Criticising Israel and fighting antisemitism

I have never been a member of the Labour Party and have not voted for them for many years. I have no intention of voting or supporting them in the future. So I have no agenda of defending the party from accusations on those grounds. I am Jewish and have strong concerns that the furore over Ken Livingstone and antisemitism as well as the adoption by the British government of a particular view of antisemitism has led to a particular atmosphere. This is where criticism of Israel, the political philosophy of Zionism, opposition to settlements in occupied territories, the entirely peaceful support for Boycott, Disinvestment and Sanctions campaign as a way of forcing Israel to negotiate over Palestinian human rights are now portrayed as antisemitism. Especially worrying is that debates that have taken place inside and outside Jewish circles as to the best ways of challenging antisemitism are now seen as antisemitic themselves.

It is nauseating to watch the political right worldwide – the supporters of Prevent, the supporters of Burkhini bans, the supporters of immigration bans against Islamic countries, those who claim Hitler didn’t gas his own people – complaining that the main antisemites are those of us on the left. And, all this as the antisemites of Jobbik, Golden Dawn, the French Front Nationale and others across Europe gain strength. By contrast, I believe it is entirely feasible to be critical of Israel, anti-Zionist and a strong opponent of antisemitism.

I have no doubts that Ken Livingstone and the left in general is anti-racist and firmly opposed to Islamophobia and antisemitism. It was heartening to see that the large European demonstrations against racism in March had Islamophobia and anti-Semitism as their main targets and to see Jewish members of the Labour Party defending Livingstone at the last inquiry – indeed, I think that is the reason why he was suspended rather than expelled. It was disheartening to watch left Labour leaders, including Corbyn and Abbott, who I’m certain know that the attacks on Livingstone inside Labour is a thinly veiled attack on them and the left, insisting on a further court that will likely expel him.

There has been longstanding debate inside Jewry since the formation of Zionism as a political force in the 1890s as to whether Zionism as a political philosophy is the best ways of combatting antisemitism. To most Jews before the Holocaust, Zionism seemed to be giving into the racists – the antisemites said Jews out; the Zionists said we want to go. For the bulk of world Jewry in Eastern Europe, the fight against antisemitism was a fight against the racists in Europe. That is why so many were involved in anti-racist movements and why it is estimated that of the 50,000 International Brigade volunteers who went to Spain in the 1930s to defend democracy against fascism, 6,000 were Jews.
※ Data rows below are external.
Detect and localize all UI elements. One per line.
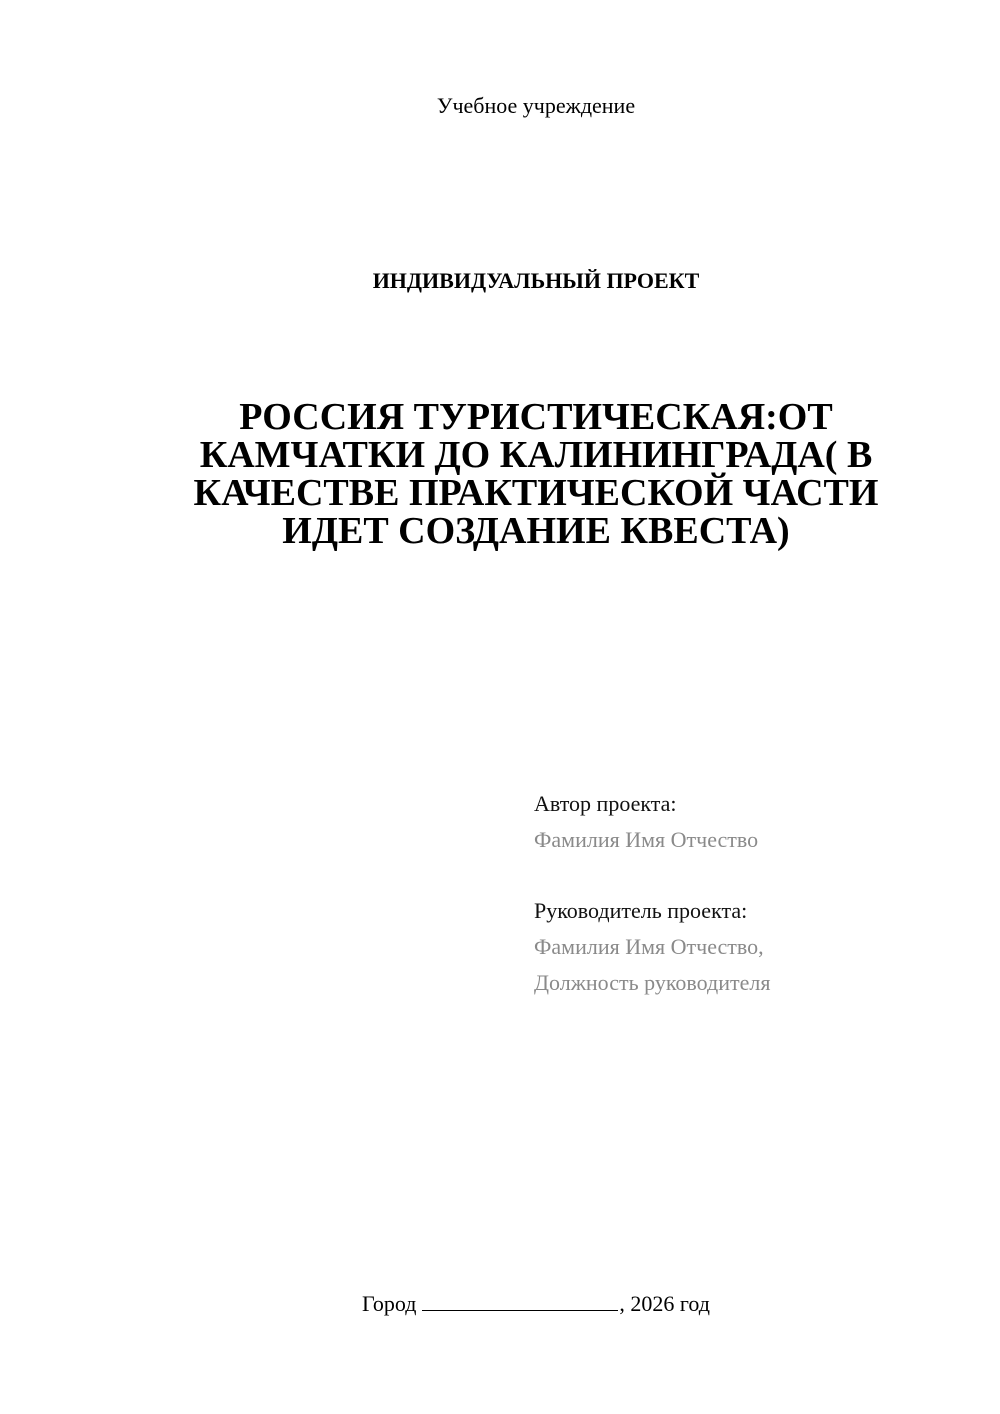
supervisor-position-placeholder: Должность руководителя [534,970,771,995]
document-type: ИНДИВИДУАЛЬНЫЙ ПРОЕКТ [372,268,700,293]
author-name-placeholder: Фамилия Имя Отчество [534,827,759,852]
supervisor-block [534,893,770,1001]
project-title-line: КАМЧАТКИ ДО КАЛИНИНГРАДА( В [199,434,873,476]
project-title-line: ИДЕТ СОЗДАНИЕ КВЕСТА) [282,510,790,552]
author-label: Автор проекта: [534,791,677,816]
institution-name: Учебное учреждение [436,93,636,118]
project-title-line: КАЧЕСТВЕ ПРАКТИЧЕСКОЙ ЧАСТИ [193,472,879,514]
author-block [534,786,758,858]
project-title-line: РОССИЯ ТУРИСТИЧЕСКАЯ:ОТ [239,396,833,438]
city-blank-line [422,1290,618,1311]
supervisor-label: Руководитель проекта: [534,898,748,923]
city-year-line [0,1290,1000,1318]
supervisor-name-placeholder: Фамилия Имя Отчество, [534,934,764,959]
city-label: Город [362,1291,417,1316]
project-title [150,398,922,550]
year-text: , 2026 год [619,1291,710,1316]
This argument around how best to deal with antisemitism reached its peak during World War 2, when the Jewish Councils in Nazi occupied areas were put in the terrible position of deciding how best to save what they could. It involved, of course, compromise and, for some, collaboration with the Nazis. Numbers of Holocaust survivors – Primo Levi, Elie Wiesel and Marek Edelman, for example – have tried to come to terms with it and help our understanding of it. The debates were ferocious and often violent. The first victims of the Warsaw Ghetto uprising were the Jewish police. Indeed, there was a famous court case in Israel in the 1950s around claims that Rudolf Kastner, a leader of the Budapest Jewish Council, collaborated with Eichmann in 1944 to allow some 1700 Zionist pioneers (including his family) to get to Palestine in return for his support in facilitating the transportation of Hungary’s Jews to Auschwitz. Primo Levi’s work is about the ‘grey zone’, the difficult boundaries between compromise and collaboration and the guilt that was felt by survivors.

It is also well documented that the Nazis were in favour of making life so difficult for German Jews that they would emigrate; and, until about 1937, the Nazis considered Palestine as an option, alongside, amongst others, Madagascar and the Argentinian Pampas. This is not to excuse the crass nature of Ken Livingstone’s comments, but neither does it mean that Livingstone is antisemitic nor must it be allowed to close down debate. My point is that these are complex, difficult topics that help throw light on how to combat racism. We need to debate them so that we can learn lessons from the Holocaust, so that it is harder for genocide to recur.

Finally, I worry that these events inside the Labour Party have emboldened those who wish to curtail criticism of Israel. All say that it is entirely legitimate to criticise Israel, but some are now arguing that being anti-Israel has antisemitism at its secret core. I think it entirely legitimate to argue for a democratic secular state in the area, composing the lands of Israel, the West Bank and Gaza, as opposed to the Zionist ideal of a Jewish state. To think this is race hate is ridiculous. There is no contradiction between arguing for these things and combatting antisemitism.

Henry Maitles is a Jewish anti-racist and Professor of Education at the University of the West of Scotland.